Methode

Odysseus ist nicht auf Irrfahrt gewesen. Er ist geradenwegs von Troja nach Ithaca gesegelt und hat sein Leben mit seinem Weib Penelope und seinem Sohn Telemachos dort fortgesetzt, wo er es für den Kampf um Troja aufgegeben hatte.

Zwanzig Jahre nach seiner Rückkehr ändert er zum ersten Mal seine Gewohnheiten. Er macht morgens vor Sonnenaufgang oder abends nach Sonnenuntergang einen Ausflug, oder richtiger: einen Ausgang, der immer etwa die gleiche Zeit dauert.
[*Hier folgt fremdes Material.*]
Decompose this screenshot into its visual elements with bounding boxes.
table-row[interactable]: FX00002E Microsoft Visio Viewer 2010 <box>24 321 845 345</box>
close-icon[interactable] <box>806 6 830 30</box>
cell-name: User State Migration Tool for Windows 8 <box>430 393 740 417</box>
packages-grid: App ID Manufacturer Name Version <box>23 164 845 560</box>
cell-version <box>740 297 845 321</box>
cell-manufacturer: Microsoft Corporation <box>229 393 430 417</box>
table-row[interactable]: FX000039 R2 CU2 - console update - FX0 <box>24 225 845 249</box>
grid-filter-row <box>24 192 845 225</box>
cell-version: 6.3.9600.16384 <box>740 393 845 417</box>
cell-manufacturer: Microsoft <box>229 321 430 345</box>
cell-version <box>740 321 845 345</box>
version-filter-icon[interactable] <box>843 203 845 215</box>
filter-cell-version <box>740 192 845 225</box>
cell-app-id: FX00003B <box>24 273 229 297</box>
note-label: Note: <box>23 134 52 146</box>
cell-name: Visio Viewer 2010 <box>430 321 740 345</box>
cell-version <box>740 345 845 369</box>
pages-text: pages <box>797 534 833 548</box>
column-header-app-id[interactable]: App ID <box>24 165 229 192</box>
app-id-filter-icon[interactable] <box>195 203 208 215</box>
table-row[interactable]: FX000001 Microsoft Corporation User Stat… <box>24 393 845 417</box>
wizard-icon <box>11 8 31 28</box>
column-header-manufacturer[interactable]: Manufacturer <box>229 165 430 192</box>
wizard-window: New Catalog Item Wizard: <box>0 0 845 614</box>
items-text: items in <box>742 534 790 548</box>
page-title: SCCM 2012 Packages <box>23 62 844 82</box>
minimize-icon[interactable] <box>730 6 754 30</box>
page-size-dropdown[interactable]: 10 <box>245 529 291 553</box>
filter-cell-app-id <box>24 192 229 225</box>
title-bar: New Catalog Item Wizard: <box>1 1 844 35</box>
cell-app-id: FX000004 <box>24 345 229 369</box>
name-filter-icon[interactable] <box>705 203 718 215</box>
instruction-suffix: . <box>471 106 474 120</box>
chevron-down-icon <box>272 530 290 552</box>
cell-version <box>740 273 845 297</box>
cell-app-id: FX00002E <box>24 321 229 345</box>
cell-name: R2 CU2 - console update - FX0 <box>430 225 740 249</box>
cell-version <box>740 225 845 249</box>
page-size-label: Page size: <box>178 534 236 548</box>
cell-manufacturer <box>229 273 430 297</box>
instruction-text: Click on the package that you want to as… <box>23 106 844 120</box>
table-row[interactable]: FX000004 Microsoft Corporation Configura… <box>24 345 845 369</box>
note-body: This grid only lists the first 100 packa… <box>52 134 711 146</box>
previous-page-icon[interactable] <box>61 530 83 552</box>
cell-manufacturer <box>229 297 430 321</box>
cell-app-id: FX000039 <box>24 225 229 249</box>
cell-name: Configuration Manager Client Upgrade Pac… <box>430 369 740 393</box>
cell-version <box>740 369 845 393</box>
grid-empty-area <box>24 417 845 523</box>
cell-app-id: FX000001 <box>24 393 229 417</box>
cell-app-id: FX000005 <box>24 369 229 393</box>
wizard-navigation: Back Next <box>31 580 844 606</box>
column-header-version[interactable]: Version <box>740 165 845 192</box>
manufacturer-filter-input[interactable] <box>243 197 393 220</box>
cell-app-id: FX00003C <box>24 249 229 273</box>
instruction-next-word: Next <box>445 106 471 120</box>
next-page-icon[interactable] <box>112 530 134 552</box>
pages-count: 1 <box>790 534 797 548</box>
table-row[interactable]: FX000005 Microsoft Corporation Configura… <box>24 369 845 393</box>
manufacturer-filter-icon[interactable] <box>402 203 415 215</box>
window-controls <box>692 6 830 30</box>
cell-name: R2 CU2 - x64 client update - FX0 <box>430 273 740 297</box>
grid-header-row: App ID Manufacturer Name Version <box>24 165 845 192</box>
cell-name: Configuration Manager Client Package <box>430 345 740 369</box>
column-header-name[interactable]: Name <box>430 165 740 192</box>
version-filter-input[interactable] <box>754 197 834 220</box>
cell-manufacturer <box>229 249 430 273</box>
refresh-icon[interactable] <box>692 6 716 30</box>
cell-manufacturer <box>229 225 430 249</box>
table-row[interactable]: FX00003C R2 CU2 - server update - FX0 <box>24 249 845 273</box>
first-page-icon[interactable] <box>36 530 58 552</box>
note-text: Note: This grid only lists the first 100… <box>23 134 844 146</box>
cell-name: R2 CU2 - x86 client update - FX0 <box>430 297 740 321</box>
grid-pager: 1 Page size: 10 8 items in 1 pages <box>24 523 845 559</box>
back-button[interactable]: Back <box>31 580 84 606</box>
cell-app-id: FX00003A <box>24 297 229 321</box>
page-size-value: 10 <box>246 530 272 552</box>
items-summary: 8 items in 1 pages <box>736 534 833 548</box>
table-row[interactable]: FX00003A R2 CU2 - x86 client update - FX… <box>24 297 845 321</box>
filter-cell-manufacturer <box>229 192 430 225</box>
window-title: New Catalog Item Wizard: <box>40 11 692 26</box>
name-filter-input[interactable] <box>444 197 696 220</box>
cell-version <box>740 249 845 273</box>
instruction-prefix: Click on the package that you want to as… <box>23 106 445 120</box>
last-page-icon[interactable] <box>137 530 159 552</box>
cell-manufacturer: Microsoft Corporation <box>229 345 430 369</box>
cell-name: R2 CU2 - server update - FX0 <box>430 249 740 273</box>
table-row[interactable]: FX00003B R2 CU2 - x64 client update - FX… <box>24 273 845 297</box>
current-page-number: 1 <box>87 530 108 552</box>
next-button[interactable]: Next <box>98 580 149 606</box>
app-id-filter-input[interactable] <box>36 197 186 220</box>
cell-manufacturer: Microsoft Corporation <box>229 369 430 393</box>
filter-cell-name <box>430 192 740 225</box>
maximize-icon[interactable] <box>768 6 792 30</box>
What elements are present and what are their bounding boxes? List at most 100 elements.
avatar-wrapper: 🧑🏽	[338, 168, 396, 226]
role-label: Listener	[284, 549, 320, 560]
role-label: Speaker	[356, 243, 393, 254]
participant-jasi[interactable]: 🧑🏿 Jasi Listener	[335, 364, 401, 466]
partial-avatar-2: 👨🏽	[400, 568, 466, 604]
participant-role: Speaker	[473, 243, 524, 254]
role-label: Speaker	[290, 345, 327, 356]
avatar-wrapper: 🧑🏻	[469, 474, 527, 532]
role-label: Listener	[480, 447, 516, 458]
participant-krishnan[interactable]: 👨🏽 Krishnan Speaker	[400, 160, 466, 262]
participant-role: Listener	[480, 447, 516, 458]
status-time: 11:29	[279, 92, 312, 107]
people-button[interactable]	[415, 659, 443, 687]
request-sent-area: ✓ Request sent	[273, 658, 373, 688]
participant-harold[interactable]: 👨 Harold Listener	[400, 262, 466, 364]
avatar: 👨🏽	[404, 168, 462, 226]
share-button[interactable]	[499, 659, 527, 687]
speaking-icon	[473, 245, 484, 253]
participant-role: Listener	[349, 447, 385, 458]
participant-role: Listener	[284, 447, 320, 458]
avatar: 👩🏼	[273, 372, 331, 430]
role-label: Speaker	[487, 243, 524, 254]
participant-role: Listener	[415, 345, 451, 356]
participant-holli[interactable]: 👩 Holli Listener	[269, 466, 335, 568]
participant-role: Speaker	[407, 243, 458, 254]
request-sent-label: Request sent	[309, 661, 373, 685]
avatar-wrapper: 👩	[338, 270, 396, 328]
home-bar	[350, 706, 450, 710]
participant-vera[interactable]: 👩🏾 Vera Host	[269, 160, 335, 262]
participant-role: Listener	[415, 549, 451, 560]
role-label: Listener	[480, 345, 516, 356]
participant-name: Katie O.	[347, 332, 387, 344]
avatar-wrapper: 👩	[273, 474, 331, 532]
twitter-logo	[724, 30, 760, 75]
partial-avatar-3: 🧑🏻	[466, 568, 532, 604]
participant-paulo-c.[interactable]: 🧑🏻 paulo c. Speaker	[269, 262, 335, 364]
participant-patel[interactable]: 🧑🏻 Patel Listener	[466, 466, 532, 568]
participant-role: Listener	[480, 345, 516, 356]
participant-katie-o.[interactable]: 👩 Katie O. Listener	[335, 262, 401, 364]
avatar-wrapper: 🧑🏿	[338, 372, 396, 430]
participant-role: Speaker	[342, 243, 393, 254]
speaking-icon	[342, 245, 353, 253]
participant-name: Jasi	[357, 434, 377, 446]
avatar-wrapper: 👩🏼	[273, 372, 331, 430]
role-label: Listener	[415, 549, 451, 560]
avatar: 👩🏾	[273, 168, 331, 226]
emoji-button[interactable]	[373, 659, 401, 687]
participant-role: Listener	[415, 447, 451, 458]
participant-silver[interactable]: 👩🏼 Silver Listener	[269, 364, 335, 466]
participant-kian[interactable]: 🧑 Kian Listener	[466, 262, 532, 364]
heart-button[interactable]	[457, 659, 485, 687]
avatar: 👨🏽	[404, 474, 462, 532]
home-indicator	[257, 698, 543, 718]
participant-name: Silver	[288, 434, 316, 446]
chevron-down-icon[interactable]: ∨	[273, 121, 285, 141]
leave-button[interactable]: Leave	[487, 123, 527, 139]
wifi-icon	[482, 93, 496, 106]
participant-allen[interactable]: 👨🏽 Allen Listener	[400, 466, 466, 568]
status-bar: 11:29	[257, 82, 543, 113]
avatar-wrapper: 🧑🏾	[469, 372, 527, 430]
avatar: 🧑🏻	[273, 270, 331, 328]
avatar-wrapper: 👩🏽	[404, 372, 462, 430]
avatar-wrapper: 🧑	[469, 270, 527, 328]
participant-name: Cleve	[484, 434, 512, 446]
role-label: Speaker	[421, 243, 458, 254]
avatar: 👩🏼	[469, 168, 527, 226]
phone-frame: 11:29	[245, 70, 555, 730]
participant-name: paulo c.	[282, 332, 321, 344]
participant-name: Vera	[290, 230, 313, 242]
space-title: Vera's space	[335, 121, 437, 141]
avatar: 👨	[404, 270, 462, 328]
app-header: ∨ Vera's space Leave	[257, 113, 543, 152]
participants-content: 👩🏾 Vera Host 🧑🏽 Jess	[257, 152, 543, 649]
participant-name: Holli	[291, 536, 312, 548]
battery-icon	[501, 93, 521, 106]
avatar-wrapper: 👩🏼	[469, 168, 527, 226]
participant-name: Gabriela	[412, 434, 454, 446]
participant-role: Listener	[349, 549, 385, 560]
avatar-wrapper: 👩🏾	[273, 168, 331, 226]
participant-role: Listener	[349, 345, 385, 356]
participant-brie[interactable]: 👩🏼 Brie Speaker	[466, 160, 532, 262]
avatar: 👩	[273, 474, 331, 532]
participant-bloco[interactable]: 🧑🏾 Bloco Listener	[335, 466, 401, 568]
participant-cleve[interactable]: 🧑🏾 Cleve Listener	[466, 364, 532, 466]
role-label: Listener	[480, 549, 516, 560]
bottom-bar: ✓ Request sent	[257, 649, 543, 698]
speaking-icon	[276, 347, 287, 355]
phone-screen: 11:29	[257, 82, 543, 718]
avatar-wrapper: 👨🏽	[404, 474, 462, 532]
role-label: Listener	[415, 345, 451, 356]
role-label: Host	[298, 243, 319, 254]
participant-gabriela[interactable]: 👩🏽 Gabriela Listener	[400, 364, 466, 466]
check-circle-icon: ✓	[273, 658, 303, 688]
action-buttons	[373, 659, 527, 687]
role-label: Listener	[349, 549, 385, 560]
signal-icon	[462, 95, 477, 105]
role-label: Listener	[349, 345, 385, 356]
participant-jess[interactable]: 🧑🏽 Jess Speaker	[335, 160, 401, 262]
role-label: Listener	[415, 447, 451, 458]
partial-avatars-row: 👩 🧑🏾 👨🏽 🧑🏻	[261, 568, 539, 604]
Der Tag verläuft wie von je her üblich, nur gönnt sich Odysseus nach dem Mittagessen jetzt ein Schläfchen. Manchmal ein recht langes.

„Ihr werdet alt, Vater“, sagt Telemachos. „Ihr solltet euch zur Ruhe setzen.“

„Neben der ist kein Platz für mich.“

Odysseus spricht nicht über seine Ausgänge – sein tägliches Weggehen. Telemachos hat einmal versucht, ihm nachzuschleichen, aber der Alte hat ihn sofort bemerkt und ihn mit bösen Flüchen wütend weggejagt.

Eines Mittags wacht Odysseus von seinem Schläfchen nicht mehr auf. Und nun? denkt Telemachos. Eigentlich ist ja alles schon lange geregelt, eigentlich kann ich übergangslos in seine Fuß- Heute morgen war er doch weg, oder? Und er ist doch immer barfuss gegangen?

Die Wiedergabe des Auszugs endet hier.